The year of the gun, for Jerry Lee, was actually a rolling barrage of years and many guns, but since he and almost all the people who should have been keeping watch on him were not clear in the head, exact dates are hard to pin down. Jerry Lee was a Southern man, and therefore had never been far from a gun of some kind, requiring one the same way other men require a pocket watch or suspenders. Like most Southern men, he had been witness from boyhood to the awful mystery of guns, until the day his people placed one in his own hands and lectured him about the power, the responsibility, and he nodded and promised and remembered, for a while—for he had also been raised to know the awful mystery of liquor, and had long ago succumbed to the great temptation to hold the one while his blood swam with the other.

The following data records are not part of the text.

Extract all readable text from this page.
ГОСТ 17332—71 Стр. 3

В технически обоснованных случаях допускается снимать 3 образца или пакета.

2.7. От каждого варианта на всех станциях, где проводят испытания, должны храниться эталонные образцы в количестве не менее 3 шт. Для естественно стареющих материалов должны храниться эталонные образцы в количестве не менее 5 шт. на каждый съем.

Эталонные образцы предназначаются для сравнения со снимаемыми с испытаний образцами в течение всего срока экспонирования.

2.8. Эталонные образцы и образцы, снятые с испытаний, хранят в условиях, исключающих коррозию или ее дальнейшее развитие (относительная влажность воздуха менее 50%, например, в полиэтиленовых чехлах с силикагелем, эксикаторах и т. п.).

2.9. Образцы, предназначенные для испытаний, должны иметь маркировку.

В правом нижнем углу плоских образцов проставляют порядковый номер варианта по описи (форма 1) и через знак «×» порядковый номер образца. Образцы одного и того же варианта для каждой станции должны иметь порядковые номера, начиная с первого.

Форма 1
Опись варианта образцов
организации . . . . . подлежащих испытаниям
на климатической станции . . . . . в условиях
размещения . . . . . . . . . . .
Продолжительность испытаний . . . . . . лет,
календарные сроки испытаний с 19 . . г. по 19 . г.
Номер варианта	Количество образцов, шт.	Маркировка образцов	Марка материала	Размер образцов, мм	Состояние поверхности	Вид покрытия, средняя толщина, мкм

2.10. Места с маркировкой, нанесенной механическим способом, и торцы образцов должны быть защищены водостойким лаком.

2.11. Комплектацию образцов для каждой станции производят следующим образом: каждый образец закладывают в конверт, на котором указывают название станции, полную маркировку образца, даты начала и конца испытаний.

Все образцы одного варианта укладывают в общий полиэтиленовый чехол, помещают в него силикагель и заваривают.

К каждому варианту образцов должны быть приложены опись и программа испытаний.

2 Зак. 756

He had never needed an excuse to party, but now there was a wildness and a bald recklessness that set new standards even for him, and mixing with the other barroom smells was an almost regular reek of cordite. Lost pills and empty casings mixed in the shag carpeting. He carried a pocket pistol pretty much all the time now—pearl-handled automatics, dependable snub-nosed .38s and over-and-under .22 derringers. Southern men will tell you that there are really only two things you can do with guns, shoot them and look at them, and Jerry Lee did not like looking at them all that much.
In the drunken excess that was Jerry Lee Lewis Enterprises, Incorporated, on Airport Road, Jerry Lee became bored looking at his .38 one night and fired it into a wall. Then he reloaded and fired it some more.